Заметив его, мужчина вдруг повернулся и быстро пошел от дома.
Взволнованный Дубенко вернулся в дом и сел снова к окну в ожидании Томова.
В это время лейтенант Томов и Свиридов закончили очередной радиосеанс. В эфир было послано сообщение, что дом, в котором поселился Свиридов, — надежное убежище. Свиридова поблагодарили и потребовали быстрейшего установления контакта с Жаворонковой.
Томов раскрыл портсигар:
— Покурим, Яков Рафаилович, после трудов праведных.
Свиридов молча взял папиросу, закурил и сел на стул около радиопередатчика.
— Не хмурьтесь, Яков Рафаилович, — оказал Томов. — Вам оказано большое доверие, предоставлена свобода передвижения по городу. Вы только представьте себе, какую полезную работу мы с вами затеяли, водя за нос мерзавцев из Мюнхена…
— Я все еще не верю, — ответил Свиридов. — Вся беда в том и заключается, что я не могу спокойно ни бодрствовать, ни спать. Придет конец этой игре, и со мной разделаются здесь по первое число!
— Не надо быть таким мнительным, — спокойно проговорил Томов. — С вами говорили наши товарищи… Неужели вы думаете, что сказанное было пустой болтовней?
— Извините, Николай Михайлович. Извините, — примирительно сказал Свиридов. — Я довольно долго жил в среде, где сильный властвует…
— Мне, Яков Рафаилович, поручили передать вам, — после некоторого молчания заговорил Томов, — что ваши родители умерли. Отец в сорок седьмом году, мать два года спустя. Это печальная весть…
— Не говорите так, Николай Михайлович! — с жаром поспешно воскликнул Свиридов. — Они для меня…
— Нет! Родители — все же родители, дорогой мой! Откуда вы знаете, может, быть, они тысячи раз вас вспоминали, слез сколько пролили!

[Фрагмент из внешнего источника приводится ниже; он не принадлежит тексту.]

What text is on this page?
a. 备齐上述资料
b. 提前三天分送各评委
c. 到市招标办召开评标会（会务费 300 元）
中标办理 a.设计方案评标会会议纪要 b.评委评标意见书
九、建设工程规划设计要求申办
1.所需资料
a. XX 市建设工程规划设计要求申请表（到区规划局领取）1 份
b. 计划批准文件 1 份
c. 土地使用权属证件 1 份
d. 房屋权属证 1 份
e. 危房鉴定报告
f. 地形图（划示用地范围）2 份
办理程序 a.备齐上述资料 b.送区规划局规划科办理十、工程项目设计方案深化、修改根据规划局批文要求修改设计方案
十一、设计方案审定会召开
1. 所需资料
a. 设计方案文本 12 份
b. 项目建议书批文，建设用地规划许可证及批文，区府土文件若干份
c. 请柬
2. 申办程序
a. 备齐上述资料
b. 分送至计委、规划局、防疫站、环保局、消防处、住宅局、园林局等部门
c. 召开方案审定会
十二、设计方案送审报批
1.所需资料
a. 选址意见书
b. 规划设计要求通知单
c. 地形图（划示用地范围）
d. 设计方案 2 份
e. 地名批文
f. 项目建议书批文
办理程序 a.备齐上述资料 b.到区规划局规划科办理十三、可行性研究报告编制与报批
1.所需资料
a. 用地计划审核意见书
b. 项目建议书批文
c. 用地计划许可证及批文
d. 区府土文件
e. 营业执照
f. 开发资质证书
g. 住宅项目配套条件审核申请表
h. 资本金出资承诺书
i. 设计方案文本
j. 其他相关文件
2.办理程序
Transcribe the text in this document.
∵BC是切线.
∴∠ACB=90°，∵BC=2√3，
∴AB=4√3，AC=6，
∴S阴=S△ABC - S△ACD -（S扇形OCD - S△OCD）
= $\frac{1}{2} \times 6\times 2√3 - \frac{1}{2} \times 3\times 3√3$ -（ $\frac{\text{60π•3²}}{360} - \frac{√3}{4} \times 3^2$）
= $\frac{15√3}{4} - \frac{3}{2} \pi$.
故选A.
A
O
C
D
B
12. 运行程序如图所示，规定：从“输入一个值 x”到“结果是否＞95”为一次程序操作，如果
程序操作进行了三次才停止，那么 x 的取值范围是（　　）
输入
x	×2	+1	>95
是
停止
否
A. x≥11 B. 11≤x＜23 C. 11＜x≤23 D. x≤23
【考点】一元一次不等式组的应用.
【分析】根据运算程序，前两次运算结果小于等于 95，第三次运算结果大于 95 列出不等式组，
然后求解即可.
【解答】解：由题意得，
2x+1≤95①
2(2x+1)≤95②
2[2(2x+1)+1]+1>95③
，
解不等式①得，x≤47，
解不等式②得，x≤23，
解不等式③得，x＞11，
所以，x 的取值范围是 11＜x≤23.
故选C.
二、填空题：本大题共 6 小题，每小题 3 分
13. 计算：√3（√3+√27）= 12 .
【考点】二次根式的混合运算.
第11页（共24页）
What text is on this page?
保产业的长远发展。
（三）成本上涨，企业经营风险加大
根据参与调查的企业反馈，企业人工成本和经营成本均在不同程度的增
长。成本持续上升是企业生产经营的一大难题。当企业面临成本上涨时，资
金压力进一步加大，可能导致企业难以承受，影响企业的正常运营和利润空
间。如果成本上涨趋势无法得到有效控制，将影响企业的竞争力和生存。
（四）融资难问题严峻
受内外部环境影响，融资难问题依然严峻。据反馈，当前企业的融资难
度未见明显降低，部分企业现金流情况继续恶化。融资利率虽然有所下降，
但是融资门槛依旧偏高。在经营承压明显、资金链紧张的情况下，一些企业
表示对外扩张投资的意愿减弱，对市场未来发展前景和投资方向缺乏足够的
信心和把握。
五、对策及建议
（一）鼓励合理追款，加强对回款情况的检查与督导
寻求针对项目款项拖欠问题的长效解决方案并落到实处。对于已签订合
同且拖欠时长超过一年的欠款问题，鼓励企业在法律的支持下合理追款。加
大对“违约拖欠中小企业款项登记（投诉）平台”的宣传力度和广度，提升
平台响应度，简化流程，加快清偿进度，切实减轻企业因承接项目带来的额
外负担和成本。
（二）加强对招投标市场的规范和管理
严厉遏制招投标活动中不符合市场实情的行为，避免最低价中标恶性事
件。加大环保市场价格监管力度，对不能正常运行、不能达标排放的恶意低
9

Свиридов смутился и отвернулся. За последние дни он успел многое передумать о родителях. В тоске за изломанную жизнь он чуть ли не главными виновниками считал своих родителей. Были бы они другими людьми, по-иному бы все сложилось. Укор, который он почувствовал в словах Томова, как-то отрезвляюще подействовал на него. У него невольно вырвалось:
— Теперь я один во всем мире!
— Не один, Яков Рафаилович, а с друзьями. Если вы этих друзей не…
— Вот, вот! — резко вскинув голову, выпалил Свиридов. — Если я этих людей не подведу, вы хотите сказать!
— Вы же умный человек, — спокойно разъяснил Томов. — Должны понимать, что настоящие друзья не подводят. Словом, все будет зависеть от вас, исключительно от вас самого.
— Да, я понимаю, — сказал Свиридов решительно. — Мне хочется, чтобы над этим спектаклем скорей опустился занавес. В последней передаче вот по этому умному, но опостылевшему мне кларнету, — он ткнул пальцем в передатчик, — посмеяться над ними, а то у меня так и чешется кончик языка, зудят руки послать мюнхенских разбойников ко всем чертям!..
Когда Томов ушел, Свиридов лег на кровать и задумался.
В логовище
Бубасов испытывал противоречивые чувства. С одной стороны, он был доволен, что после стольких лет безуспешных поисков наконец-то отыскалась Элеонора, с другой — его бесила медлительность Георгия, отправившегося в СССР с заданием. Как будет обстоять дело с Элеонорой, столько лет прожившей в стране коммунистов, скоро будет совершенно ясно. «Гофр» успешно работает в этом направлении. Дело Георгия решить после этого вопрос: быть или не быть живым «Гофру».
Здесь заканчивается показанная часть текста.